Malgré le plaisir éprouvé, ils prirent leur temps, savourant les baisers, se découvrant lentement au travers des caresses timides. Lestrade avait comprit avec soulagement au milieu de ces échanges qu’ils ne feraient pas l’amour ce soir. C’était aussi bien, qu’ils avancent pas à pas, ainsi il y aurait peut-être moins de regrets ensuite. Pour l’instant pourtant il en profitait. Avoir Sherlock ainsi contre lui, à se laisser aller, avait quelque chose d’irréel, de magique presque. Flottait l’impression que tout risquait de s’arrêter brutalement et avec elle cette volonté d’en profiter autant que impossible. D’apprécier chacune des inspirations hachées, de chaque gémissement…
Puis Sherlock lui fit le plus inestimable des cadeaux en s’endormant finalement, blotti entre ses bras. Il semblait ainsi tellement vulnérable. Greg réalisa que ce devait être la première fois qu’il baissait sa garde et que cela soit justement pour lui l’empli d’une fierté qu’il n’aurait jamais imaginé pouvoir ressentir. Il en profita longtemps, regardant le cadet dormir, savourant de le voir aussi humain. Pour ce moment très précis, tout l’inconfort du voyage, toutes les humeurs de Sherlock, s’envolèrent. Ne restait plus que cette étreinte qui marquait l’apothéose de ces sept années d’une bien drôle de relation qui les avait unis.
***
Au matin, attablé à côté du détective devant un petit-déjeuner particulièrement copieux, Lestrade ne pouvait s’empêcher de s’interroger sur la marche à suivre après les évènements de la nuit. Il avait besoin d’en parler, pour savoir où tout cela allait les mener, s’il s’agissait d’un moment d’égarement sans suite ou si Sherlock désirait continuer… Pourtant, connaissant le cadet c’était le genre d’évènement qui demeurerait sous silence. Bref, le policier se sentait dans ses petits souliers, à plus forte raison que Holmes, depuis son réveil, avait repris son masque de froideur, ce masque qui maintenait d’office autrui à distance.

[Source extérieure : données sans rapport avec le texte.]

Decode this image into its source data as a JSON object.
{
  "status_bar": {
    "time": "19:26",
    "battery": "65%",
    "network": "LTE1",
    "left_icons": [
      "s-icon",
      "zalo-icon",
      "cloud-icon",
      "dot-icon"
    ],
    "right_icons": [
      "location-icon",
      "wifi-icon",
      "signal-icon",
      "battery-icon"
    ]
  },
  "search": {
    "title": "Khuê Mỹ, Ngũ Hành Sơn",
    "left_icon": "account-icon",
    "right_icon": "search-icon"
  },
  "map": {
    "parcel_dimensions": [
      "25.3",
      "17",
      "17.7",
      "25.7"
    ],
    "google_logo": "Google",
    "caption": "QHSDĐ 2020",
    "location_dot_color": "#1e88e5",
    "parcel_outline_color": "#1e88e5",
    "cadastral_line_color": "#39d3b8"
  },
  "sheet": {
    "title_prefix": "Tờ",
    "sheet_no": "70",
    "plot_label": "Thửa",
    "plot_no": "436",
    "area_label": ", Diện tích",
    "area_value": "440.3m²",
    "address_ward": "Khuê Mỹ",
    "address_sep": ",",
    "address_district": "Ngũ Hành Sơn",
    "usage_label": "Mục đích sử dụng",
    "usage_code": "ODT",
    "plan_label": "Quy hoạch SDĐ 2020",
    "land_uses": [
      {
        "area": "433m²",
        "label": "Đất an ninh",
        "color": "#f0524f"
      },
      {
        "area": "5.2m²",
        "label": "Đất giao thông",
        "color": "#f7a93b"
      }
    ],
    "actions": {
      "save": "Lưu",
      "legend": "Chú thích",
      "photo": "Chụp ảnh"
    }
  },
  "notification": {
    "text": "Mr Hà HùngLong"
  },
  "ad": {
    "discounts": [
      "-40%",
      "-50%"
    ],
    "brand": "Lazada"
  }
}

La propriétaire des lieux vint bavarder avec eux, buvant une tasse de thé en leur compagnie tout en vantant les mérites de son village. Ravie de cet intermède, Greg écouta attentivement avant de lancer un ou deux propositions sur la façon d’occuper la journée. En réponse, le brun se contenta de hausser les épaules. Oui, le Sherlock distant était bel et bien de retour. Greg ne pouvait pas dire que c’était une surprise, ça n’en était pas moins frustrant pour autant. Et pour la première fois depuis la veille, il regrettait de s’être laissé aller. Même s’il avait tenté de garder la tête froide tout du long, une part de lui avait eu la naïveté de penser qu’il parviendrait à faire craquer le jeune homme, à le faire devenir quelqu’un qu’il n’était pas et qu’il ne serait jamais. Il avait été absurde de l’espérer. Pour cela il s’en voulait. Et pourtant, lorsqu’il se plongea dans les prunelles froides de son ami, il sut qu’il était pris au piège. Quoi qu’attende Sherlock de lui, quoi qu’il lui demande, il accepterait tout. Une relation suivie, quelques coups vite faits ou l’abstinence la plus absolue, peu importe, Greg s’y plierait. A bien y réfléchir c’était d’ailleurs ce qui se passait déjà depuis sept ans. Cette collaboration professionnelle, cette amitié bancale, il avait tant misé dessus que cela lui avait coûté jusqu’à son mariage. Sa vie privée était réduite à néant depuis si longtemps, comme pour marque cette pseudo fidélité à Sherlock. Sherlock qui l’avait pris dans ses filets voilà une éternité, il s’en rendait enfin compte. Cela l’effrayait bien sûr, mais d’une certaine manière il se sentait rassuré quant à cet éclairage nouveau sur son existence, comme si tout prenait enfin son sens.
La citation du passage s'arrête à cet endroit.